Foreign investors will have been dismayed to learn that South Korean tax inspectors have raided the Seoul office of French retail group Carrefour following the company's announcement last week that it was selling its Korean operation and withdrawing from the country.

A team of investigators descended on the Seoul headquarters of Carrefour - Korea’s fourth largest retailer - and reportedly confiscated 2.5 tons of documents for a review.

The following day, a Carrefour employee told the national KBS TV network that: "There was an internal broadcast, telling us all to keep our computers on, desk drawers open and leave the office."

It is believed that the tax collectors are looking for evidence that Carrefour allegedly received goods free of charge from subcontractors and in doing so avoided taxes. Carrefour, which operates 32 hypermarkets and 24 shopping malls in Korea, had ex VAT sales in the country of EUR1,427 million in 2005.

However, the raid came only hours after Carrefour announced the sale of its Korean business for EUR1.5 billion (US$1.9 billion) to E-Land, the fashion retail group.
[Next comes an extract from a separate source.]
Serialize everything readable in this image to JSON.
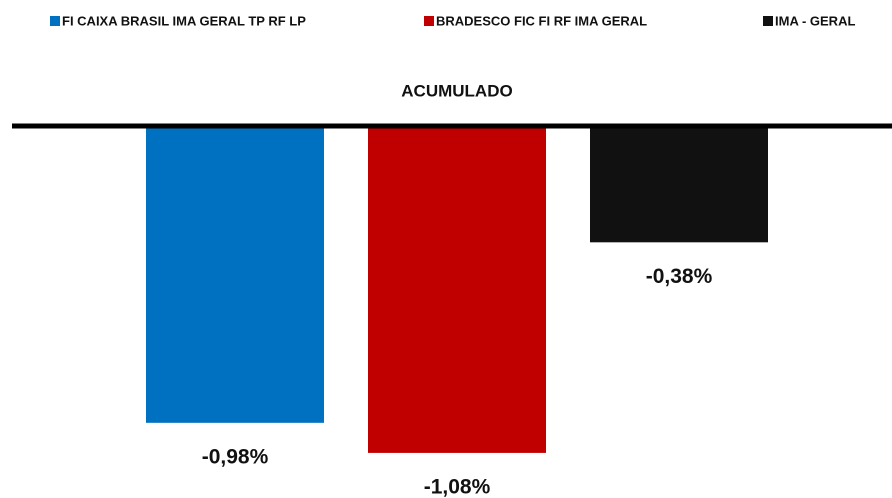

Carrefour Korea is 80% owned by Carrefour Netherlands BV, while the remainder belongs to Carrefour SA, the French parent company and the tax authorities could be worried that the company will get away with paying no tax on the sale by utilising double taxation avoidance agreements between South Korea, France and the Netherlands.
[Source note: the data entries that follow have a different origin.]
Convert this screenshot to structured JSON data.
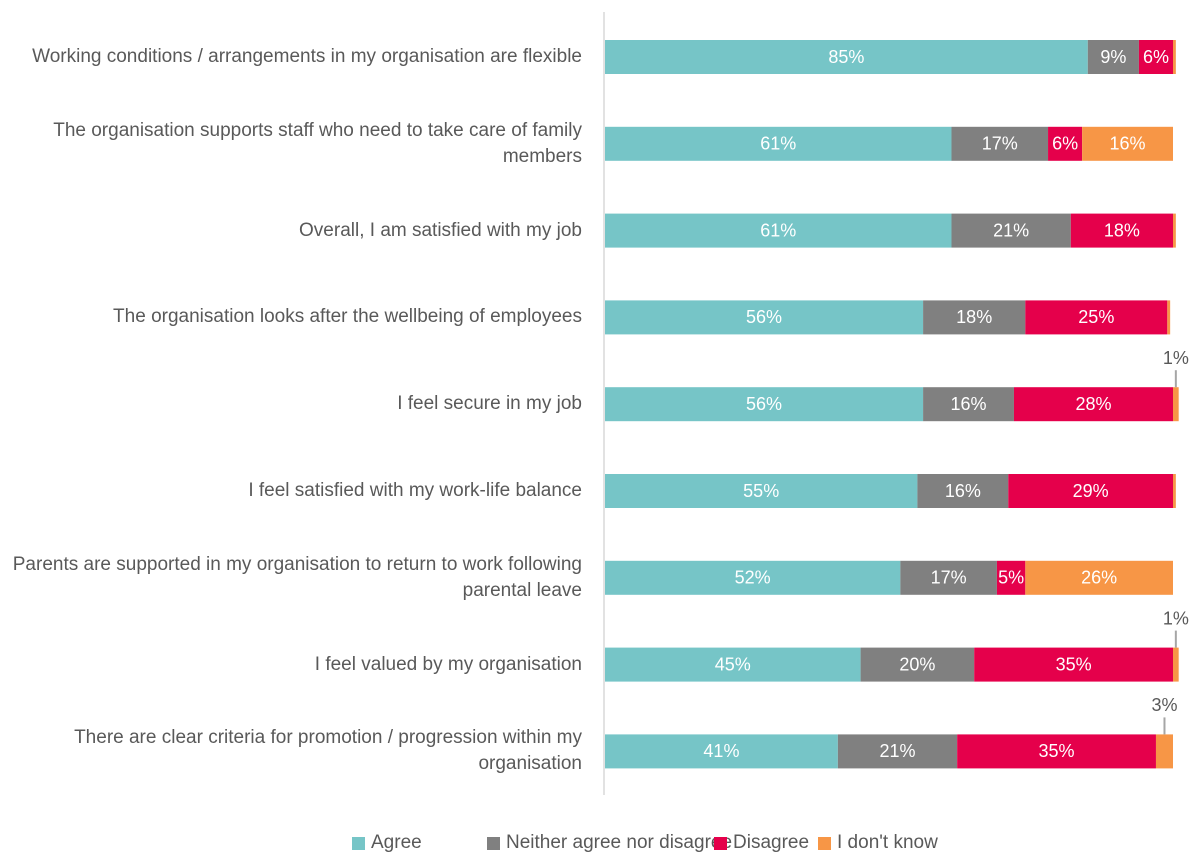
{
  "chart_data": {
    "type": "stacked-barh",
    "categories": [
      "Working conditions / arrangements in my organisation are flexible",
      "The organisation supports staff who need to take care of family members",
      "Overall, I am satisfied with my job",
      "The organisation looks after the wellbeing of employees",
      "I feel secure in my job",
      "I feel satisfied with my work-life balance",
      "Parents are supported in my organisation to return to work following parental leave",
      "I feel valued by my organisation",
      "There are clear criteria for promotion / progression within my organisation"
    ],
    "xlim": [
      0,
      100
    ],
    "series": [
      {
        "name": "Agree",
        "color": "#76c5c7",
        "values": [
          85,
          61,
          61,
          56,
          56,
          55,
          52,
          45,
          41
        ],
        "value_labels": [
          "85%",
          "61%",
          "61%",
          "56%",
          "56%",
          "55%",
          "52%",
          "45%",
          "41%"
        ]
      },
      {
        "name": "Neither agree nor disagree",
        "color": "#808080",
        "values": [
          9,
          17,
          21,
          18,
          16,
          16,
          17,
          20,
          21
        ],
        "value_labels": [
          "9%",
          "17%",
          "21%",
          "18%",
          "16%",
          "16%",
          "17%",
          "20%",
          "21%"
        ]
      },
      {
        "name": "Disagree",
        "color": "#e5004b",
        "values": [
          6,
          6,
          18,
          25,
          28,
          29,
          5,
          35,
          35
        ],
        "value_labels": [
          "6%",
          "6%",
          "18%",
          "25%",
          "28%",
          "29%",
          "5%",
          "35%",
          "35%"
        ]
      },
      {
        "name": "I don't know",
        "color": "#f79646",
        "values": [
          0.5,
          16,
          0.5,
          0.5,
          1,
          0.5,
          26,
          1,
          3
        ],
        "value_labels": [
          null,
          "16%",
          null,
          null,
          "1%",
          null,
          "26%",
          "1%",
          "3%"
        ]
      }
    ]
  }
}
For its part, Carrefour says that the divestment of its Korean operation is part of a wider effort to withdraw from insufficiently profitable or non-core activities.

Carrefour Korea CEO Philip Brollanigo also told reporters on Friday that the tax authorities were carrying out a routine audit and that the company intended to pay all its taxes in accordance with Korean law.

An increasing number of foreign companies have been put under the spotlight recently for alleged tax crimes, most notably US funds Lone Star and Newbridge Capital. Last month, the Seoul Metropolitan Government also revealed that it is investigating 66 foreign-owned companies out of a total of 126 that have conducted large-scale real estate transactions since 1998. Among the companies under suspicion of avoiding taxes under this probe is the Government of Singapore Investment Corporation (GIC), the asset management arm of the Singapore government.

However, despite the growing perception that the Korean tax authorities are carrying out a witch hunt against profiteering foreign investors, Vice Minister of Finance and Economy Kwon Tae-shin has insisted that the government welcomes foreign investment.

"Recently, some investors have mistakenly suggested that we are pursuing anti-foreign investment policies," Mr Kwon told an investment conference in April.

He added: "Quite to the contrary, I can say with full confidence the government is committed to providing a level playing field for all companies regardless of nationality."